Disclaimer: Do not try this
My wife and I purchased a rug in Turkey, and the seller put it in a black bag. When we checked in at the Athens airport at the end of the trip, the clerk asked what was in the bag. I said it was a rug, and she said, "You can't take a rug; are you sure it isn't a laptop?" I said, "No, it's a rug." Again, she said, "But you can't take a rug; are you sure it isn't a laptop?" This conversation lasted for several minutes until I took her hint and declared, "It's a laptop." At that point she said, "You are cleared to board the plane." Don Hetzler, Indianapolis, Ind.

This didn't work on our upstairs neighbors
My husband and I stayed at a B&B last fall that had paper-thin walls; each night we heard the struggles of a couple with two young kids. It seemed like they spent hours every night reprimanding the little boy, named Jason, who obviously lived for jumping on the bed. A momentary peace came when Jason said his bedtime prayers. On our last night, we heard the mother whisper that the kids seemed to be asleep; she proposed a quick glass of wine in the B&B's common room. After their door closed, the squeak of the old bed being jumped on resumed. But this time my husband boomed in his baritone voice, "Jason! This is God!" The squeaking stopped. "Jason, go to sleep!" As I put my pillow over my face to muffle my laughter, there was one final squeak and then silence. Janet Lammens, Denver, Colo.

Polish for "bon appétit"
For our final dinner in Kraków, Poland, my husband and I went to a restaurant that specialized in roast pork knuckle. My husband used the restroom, and to my surprise, when he returned he grabbed the camera and went back. I thought to myself, This can't be good. He took this picture of a sign over a sink. After a night of sampling Polish vodka, to say nothing of pork knuckle, it was clear how the sink might be necessary. Megan and Todd Henderson, Fort Collins, Colo.

Next trip: Argentina
After a day of pushing my wife around Amsterdam in a wheelchair, I was tired and hungry, and so was she. We found a nice Argentine restaurant, but when the maître d' told me the ladies' room was downstairs, I told him that wouldn't work. He said, "No problem," and picked my wife up out of the chair, carried her down the stairs, waited until she was through, and carried her back up. That's what I call service! Ted Bender, Allen, Tex.

That gesture is for your wife
At a resort in India, I had to look in the pillowcase to see if there was any pillow at all. The next day I met a cleaning lady in the hall. Language had been a barrier, so I gestured for an extra pillow by pointing at the bedroom and putting my hands together next to my head as if lying on a bed. The woman screamed, "I cleaning lady!" and ran off. My wife pointed out the obvious: "I think you just propositioned her." James Dunn, Haslett, Mich.

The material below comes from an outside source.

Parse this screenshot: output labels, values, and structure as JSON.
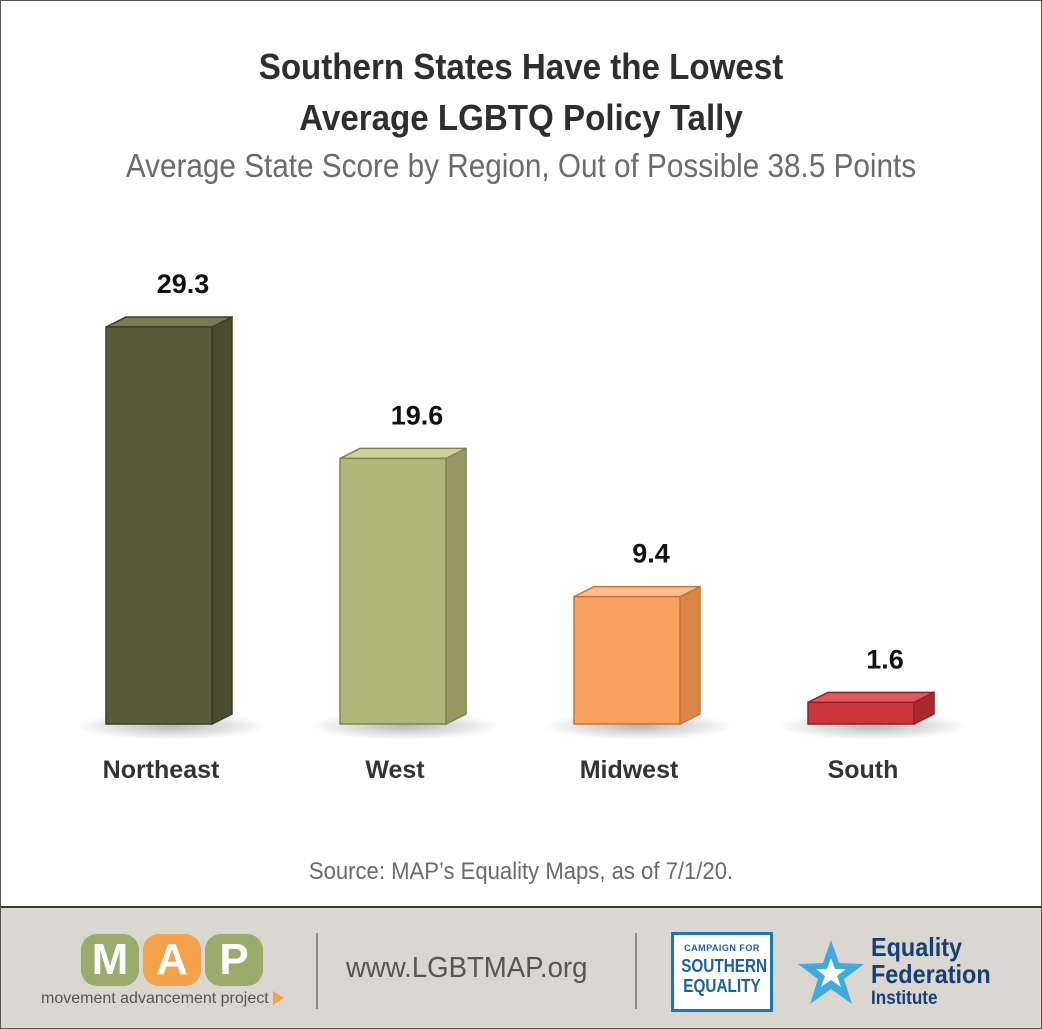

A new kind of American idol
After a climb on the Great Wall outside of Beijing, I stopped to rest and a young Chinese couple approached me with a camera. I thought they would ask me to take their picture, but they wanted to have their picture taken with me. Within minutes a crowd gathered. People thrust babies into my arms, grandparents flanked me, young families posed with me, and we all smiled for the camera. I was a rock star! When our Chinese guide finally cleared away the crowd, I asked her, "What just happened?" She told me that I was the incarnation of good luck. I'm heavy; that means I'm rich. After climbing on the wall, I was flushed, and the Chinese think that red complexions are beautiful. With my white hair, dimples, and blue eyes, I was the picture of good luck. Mildred Blaisdell, Clarence, N.Y.

Too bad she didn't have a son
In a village called Tagong in eastern Tibet, I stayed for a week with a farmer and his wife. I enjoyed many cups of yak-butter tea with the village women. All week, I coveted the silver earrings with coral and turquoise that they all wore. I searched all of Tagong for a pair and was so happy once I found them. When I showed the farmer's wife my earrings, she started talking loudly and smiling. I realized after much miming that they were a symbol of engagement—like a diamond ring in the U.S. I was embarrassed about my extravagant purchase, and I had to tell her that I hadn't found a husband in Tagong! Christine Sorrenti, Boston, Mass.